Trump to Merkel: ‘Perhaps’ Obama wiretapped us both
WASHINGTON — Recycling an incendiary and unsubstantiated charge, President Trump on Friday joked that he and visiting German Chancellor Angela Merkel may have one thing in common: being spied on by Barack Obama’s administration.
“As far as wiretapping, I guess, by, you know, this past administration, at least we have something in common perhaps,” Trump said at a joint press conference with the German leader. His remark drew laughter from some in the audience, a mix of reporters and aides to the president and the chancellor.
Merkel gave her host a quizzical look.
He appeared to be referring to revelations in 2013 that the Obama administration had listened to Merkel’s cellphone conversations. The disclosure inflamed U.S-Germany relations, and angered Merkel, who was born in what was then East Germany and experienced life under its feared secret police, the Stasi.
Trump had been asked by a German reporter about his March 4 claim that Obama personally ordered spying on him and Trump Tower. The reporter also asked whether Trump thought it was a mistake for White House press secretary Sean Spicer to cite a Fox News analyst’s claim that Obama used British intelligence to do surveillance on the future president.
“We said nothing,” Trump said. “All we did was quote a certain very talented legal mind who was the one responsible for saying that on television. I didn’t make an opinion on it. That was a statement made by a very talented lawyer on Fox. And so you shouldn’t be talking to me, you should be talking to Fox.”
Earlier, Spicer and Trump’s national security adviser, Lt. Gen. H.R. McMaster, sought to soothe British anger at the press secretary putting the White House’s credibility behind the allegation.

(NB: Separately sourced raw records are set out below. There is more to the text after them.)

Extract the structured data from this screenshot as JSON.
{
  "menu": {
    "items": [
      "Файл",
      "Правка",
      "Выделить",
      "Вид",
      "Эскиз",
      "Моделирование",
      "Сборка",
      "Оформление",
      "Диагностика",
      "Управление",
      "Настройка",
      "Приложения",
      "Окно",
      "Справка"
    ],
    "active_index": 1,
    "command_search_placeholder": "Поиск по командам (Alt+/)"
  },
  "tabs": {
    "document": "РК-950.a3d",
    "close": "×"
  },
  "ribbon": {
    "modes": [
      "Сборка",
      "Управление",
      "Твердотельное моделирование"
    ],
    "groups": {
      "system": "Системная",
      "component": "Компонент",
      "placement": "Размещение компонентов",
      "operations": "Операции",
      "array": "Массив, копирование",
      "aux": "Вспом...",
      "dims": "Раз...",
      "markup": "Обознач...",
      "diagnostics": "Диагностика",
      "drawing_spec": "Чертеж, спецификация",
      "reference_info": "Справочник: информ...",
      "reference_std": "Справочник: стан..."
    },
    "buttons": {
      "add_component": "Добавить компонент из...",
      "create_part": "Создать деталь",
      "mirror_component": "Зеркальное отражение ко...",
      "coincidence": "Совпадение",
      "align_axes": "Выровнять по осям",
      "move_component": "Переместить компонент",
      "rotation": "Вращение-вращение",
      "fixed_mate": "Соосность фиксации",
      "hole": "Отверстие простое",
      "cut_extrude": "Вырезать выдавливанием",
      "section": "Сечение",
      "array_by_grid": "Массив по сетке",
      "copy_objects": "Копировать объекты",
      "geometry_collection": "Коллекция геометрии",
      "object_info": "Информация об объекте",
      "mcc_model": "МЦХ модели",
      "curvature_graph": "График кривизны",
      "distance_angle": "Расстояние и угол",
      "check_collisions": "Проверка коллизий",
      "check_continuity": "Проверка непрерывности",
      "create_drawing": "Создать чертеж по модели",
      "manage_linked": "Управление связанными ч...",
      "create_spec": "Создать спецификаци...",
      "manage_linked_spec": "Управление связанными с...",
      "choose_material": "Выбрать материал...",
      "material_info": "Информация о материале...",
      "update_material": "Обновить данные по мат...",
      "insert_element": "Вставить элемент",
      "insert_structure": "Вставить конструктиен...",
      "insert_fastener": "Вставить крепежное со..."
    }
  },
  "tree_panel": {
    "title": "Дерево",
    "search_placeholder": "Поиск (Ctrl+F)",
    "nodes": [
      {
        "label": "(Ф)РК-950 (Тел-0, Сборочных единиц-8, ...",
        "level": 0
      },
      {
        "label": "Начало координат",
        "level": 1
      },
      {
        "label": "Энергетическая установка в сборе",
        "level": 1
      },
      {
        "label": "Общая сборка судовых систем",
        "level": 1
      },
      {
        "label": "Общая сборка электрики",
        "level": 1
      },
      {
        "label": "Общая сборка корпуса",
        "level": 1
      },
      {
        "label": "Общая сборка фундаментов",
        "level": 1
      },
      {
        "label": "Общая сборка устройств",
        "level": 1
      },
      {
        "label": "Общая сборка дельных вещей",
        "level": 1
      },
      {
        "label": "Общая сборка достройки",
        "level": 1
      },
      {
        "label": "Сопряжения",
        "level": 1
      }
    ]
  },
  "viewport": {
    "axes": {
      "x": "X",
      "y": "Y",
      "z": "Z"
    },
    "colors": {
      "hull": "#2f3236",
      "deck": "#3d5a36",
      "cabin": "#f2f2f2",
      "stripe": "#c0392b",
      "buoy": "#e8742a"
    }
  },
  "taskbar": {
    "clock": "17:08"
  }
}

In a contentious Thursday briefing for reporters, Spicer had tried to defend the president’s March 4 charge that Obama personally ordered spying on Trump at Trump Tower last year. At one point, Spicer quoted Fox News media commentator Judge Andrew Napolitano, who claimed on the air that three intelligence sources had told him Obama used Britain’s GCHQ — its equivalent to the National Security Agency — to spy on Trump so that “there’s no American fingerprints on this.”
After Spicer put the weight of White House behind the claim, Britain issued furious denials. The dispute arose as the Trump administration refused to say whether it possessed evidence to back up the president’s charge and top lawmakers disputed the allegation.
McMaster spoke to his British counterpart, while Spicer spoke to Britain’s ambassador to Washington.
“The calls were very cordial,” a senior U.S. administration official said. “They explained that Sean was simply reading news stories; he was not endorsing anything.” The official, who requested anonymity to describe private conversations, declined to describe the calls as apologies. The Telegraph, citing intelligence sources, had reported earlier that both Spicer and McMaster offered formal apologies.
In a brief question and answer session with reporters after the press conference, Spicer defiantly denied doing anything wrong.
“I don’t think we regret anything,” he said. “We literally listed a litany of media reports that are in the public domain.”